位牌や骨壷が並べられている場所ですから早く立ち去りたくなりましたけどね。



延命地蔵菩薩の上部左右には地蔵菩薩の脇侍である掌善・掌悪の像が安置されています。
時代は大仏様より新しいようですが、『延命地蔵菩薩経』に書かれた経を見せてもらいながら説明していただくことが出来ました。


掌善

 
掌悪

本堂の左右の壁には18羅漢像が祀られていますが、一般的には16羅漢というお釈迦様の弟子で優れた16人の弟子の像を祀ることが多いかと思います。
済福寺の本山である萬福寺の18羅漢には「慶友尊者(けいゆうそんじゃ)」「賓頭廬尊者(びんずるそんじゃ)」が加わっているとされますのでその影響からということなのでしょう。





堂内には他にも仏像が安置されていて、開山者である「大虚道清和尚坐像」がありました。
また「虚空蔵菩薩」と「「釈迦牟尼仏」が祀られており、大仏様以外にも仏像の多い寺院です。
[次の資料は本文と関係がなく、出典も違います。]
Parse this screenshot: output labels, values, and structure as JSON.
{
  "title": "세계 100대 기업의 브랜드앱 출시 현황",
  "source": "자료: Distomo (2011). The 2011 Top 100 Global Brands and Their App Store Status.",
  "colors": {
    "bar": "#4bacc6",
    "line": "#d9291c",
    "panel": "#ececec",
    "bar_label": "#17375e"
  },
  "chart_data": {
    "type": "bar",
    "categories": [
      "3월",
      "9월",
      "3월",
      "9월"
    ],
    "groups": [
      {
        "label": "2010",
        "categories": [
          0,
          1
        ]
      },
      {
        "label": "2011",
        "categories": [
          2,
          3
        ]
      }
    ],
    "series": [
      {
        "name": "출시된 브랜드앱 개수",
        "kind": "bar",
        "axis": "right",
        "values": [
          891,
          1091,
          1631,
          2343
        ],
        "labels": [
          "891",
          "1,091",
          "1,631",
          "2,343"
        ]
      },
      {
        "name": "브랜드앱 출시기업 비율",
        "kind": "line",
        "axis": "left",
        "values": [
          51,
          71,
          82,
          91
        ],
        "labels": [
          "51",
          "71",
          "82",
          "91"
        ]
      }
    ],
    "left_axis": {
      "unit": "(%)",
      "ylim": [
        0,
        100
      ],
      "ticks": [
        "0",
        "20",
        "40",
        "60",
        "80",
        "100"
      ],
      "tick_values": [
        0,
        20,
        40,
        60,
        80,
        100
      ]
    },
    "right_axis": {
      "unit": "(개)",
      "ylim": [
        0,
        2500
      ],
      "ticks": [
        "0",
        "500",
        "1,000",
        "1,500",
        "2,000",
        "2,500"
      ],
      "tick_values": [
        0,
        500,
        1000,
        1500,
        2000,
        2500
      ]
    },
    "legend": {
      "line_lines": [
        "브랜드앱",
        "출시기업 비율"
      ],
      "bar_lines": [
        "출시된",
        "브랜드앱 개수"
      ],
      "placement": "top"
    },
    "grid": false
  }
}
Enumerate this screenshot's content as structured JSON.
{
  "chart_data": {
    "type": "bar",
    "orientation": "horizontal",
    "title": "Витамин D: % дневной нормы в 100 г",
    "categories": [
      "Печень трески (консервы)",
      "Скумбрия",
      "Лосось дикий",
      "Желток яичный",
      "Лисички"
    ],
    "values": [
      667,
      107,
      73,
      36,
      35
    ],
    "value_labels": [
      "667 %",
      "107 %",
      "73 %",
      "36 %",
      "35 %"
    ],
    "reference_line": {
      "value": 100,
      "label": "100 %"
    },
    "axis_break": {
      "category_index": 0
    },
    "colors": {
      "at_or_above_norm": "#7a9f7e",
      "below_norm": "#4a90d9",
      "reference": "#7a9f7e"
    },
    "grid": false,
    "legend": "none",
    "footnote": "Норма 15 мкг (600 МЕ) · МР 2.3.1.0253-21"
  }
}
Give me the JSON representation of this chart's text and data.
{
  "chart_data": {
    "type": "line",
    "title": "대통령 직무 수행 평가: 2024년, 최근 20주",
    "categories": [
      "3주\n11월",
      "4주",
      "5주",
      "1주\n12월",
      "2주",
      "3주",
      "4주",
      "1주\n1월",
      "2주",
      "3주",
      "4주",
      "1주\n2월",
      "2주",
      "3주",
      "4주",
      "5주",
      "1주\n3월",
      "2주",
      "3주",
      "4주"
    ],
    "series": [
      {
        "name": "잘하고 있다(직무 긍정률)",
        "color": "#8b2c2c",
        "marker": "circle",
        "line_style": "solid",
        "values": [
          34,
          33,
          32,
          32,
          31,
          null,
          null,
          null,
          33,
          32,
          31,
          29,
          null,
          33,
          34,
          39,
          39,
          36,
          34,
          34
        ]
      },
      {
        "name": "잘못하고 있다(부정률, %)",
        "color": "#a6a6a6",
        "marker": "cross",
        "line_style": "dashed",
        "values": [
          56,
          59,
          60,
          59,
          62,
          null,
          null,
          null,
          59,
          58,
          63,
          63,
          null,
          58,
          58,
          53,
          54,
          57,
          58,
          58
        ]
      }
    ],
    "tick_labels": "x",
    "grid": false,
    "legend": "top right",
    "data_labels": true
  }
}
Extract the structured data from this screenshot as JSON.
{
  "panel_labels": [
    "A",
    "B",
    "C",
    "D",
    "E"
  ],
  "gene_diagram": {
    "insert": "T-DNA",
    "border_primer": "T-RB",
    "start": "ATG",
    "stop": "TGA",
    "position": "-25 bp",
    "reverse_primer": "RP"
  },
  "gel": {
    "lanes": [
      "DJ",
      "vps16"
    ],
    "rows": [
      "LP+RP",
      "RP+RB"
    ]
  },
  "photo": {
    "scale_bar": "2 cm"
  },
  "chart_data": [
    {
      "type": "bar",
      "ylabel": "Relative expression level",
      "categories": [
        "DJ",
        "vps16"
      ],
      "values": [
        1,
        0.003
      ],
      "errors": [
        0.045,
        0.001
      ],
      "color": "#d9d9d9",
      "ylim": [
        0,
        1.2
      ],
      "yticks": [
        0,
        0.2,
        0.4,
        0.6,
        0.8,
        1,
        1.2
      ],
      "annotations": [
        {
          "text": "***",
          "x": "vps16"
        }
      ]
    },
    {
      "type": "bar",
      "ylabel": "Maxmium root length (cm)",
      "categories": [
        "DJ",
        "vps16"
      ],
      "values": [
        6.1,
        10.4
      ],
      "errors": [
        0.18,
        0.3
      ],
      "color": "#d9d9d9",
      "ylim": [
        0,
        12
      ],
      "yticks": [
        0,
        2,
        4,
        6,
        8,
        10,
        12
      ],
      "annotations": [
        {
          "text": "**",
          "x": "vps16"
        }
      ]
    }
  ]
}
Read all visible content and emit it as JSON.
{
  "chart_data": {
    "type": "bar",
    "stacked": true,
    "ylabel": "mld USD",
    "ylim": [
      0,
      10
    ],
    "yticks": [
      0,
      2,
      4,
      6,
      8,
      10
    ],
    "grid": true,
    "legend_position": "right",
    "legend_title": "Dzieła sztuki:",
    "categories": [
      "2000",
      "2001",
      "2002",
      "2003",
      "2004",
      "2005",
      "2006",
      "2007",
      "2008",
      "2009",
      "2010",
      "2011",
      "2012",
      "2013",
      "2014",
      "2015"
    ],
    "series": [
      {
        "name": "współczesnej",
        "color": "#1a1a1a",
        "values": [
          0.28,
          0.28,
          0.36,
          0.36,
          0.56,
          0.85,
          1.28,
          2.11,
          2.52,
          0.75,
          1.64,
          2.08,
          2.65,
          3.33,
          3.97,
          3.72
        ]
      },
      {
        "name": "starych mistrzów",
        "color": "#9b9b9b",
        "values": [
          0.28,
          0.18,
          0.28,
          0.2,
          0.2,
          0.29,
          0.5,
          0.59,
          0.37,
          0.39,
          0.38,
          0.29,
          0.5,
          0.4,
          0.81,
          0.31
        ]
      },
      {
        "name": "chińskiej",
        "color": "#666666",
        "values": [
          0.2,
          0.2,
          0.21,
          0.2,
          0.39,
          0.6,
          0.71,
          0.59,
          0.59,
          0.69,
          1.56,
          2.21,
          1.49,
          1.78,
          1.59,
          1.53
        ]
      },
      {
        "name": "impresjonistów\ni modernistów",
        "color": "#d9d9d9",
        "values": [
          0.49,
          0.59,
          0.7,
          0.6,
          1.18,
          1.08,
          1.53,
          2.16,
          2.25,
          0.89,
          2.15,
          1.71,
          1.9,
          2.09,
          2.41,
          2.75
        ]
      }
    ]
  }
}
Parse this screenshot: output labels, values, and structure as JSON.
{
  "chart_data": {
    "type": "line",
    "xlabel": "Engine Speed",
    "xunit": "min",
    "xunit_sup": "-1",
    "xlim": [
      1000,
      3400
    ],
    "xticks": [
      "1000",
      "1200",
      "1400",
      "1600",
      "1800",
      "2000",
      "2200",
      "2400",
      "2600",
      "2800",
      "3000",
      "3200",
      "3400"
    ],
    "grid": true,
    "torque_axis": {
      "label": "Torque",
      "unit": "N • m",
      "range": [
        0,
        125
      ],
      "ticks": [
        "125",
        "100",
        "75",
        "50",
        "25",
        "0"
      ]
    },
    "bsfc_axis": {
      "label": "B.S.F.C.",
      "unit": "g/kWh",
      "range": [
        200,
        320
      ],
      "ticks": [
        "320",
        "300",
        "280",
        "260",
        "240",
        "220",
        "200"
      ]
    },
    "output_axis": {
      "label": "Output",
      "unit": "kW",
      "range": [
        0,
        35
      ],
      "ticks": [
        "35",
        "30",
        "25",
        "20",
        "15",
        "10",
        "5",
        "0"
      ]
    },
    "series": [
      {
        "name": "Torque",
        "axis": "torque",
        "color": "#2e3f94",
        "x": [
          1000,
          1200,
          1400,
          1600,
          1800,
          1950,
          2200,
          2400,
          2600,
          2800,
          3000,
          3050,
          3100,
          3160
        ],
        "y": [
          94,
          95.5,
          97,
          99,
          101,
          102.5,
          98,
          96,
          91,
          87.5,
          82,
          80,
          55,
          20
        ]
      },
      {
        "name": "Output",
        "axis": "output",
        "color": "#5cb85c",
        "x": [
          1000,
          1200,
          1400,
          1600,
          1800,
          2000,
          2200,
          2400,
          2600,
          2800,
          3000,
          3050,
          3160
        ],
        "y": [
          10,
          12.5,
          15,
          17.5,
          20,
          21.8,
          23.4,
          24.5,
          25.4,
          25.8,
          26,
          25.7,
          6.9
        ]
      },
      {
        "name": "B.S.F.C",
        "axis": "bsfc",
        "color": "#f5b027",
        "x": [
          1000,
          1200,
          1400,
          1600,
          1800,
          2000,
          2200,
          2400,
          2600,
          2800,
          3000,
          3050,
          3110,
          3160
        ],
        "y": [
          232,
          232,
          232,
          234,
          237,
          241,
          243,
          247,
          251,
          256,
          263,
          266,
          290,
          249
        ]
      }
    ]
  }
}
写真左の虚空蔵菩薩は、講で廻っていた仏像か?どこかの寺院の仏像を預かったままその寺が無住になってしまったのか?今ではよく分らないとのことでした。
しかし厨子の中の虚空蔵菩薩の足元には“岩窟のような造作に苔の花のようなもの”が見られますので、それなりの由緒はあるものではないでしょうか。



写真の左に祀られていいるのは「釈迦牟尼仏」ですが、この仏像は開山時には御本尊として祀られていたものが、大仏建立にあたって後方に下げられたということだそうです。
仏像の光背や台座はキンキラして新しそうですが、仏像は開山時の本尊ですから江戸時代初期の作と考えられます。

境内には観音堂があり、中には千手観音が祀られているとのことでしたが、ガラス越しでよく見えなかったため、こちらは参拝のみ。
西国三十三ヶ所の観音さんと一緒に祀られているようですから、真言宗との関係もありそうです。



黄檗宗の寺院は中国・明の影響があってお経を唱える時に中国語読みで唱えることがあるそうです。
経典を見せてもらいながら「般若心経」の中国語読みを聞かせてもらったのですが、随分発音が違うように聞こえます。
日本では南無阿弥陀仏を“ナムアミダブツ”と読みますが、中国語では“ナムオミトフ”と読むそうです。寺院巡礼のたびに新しい発見がありますね。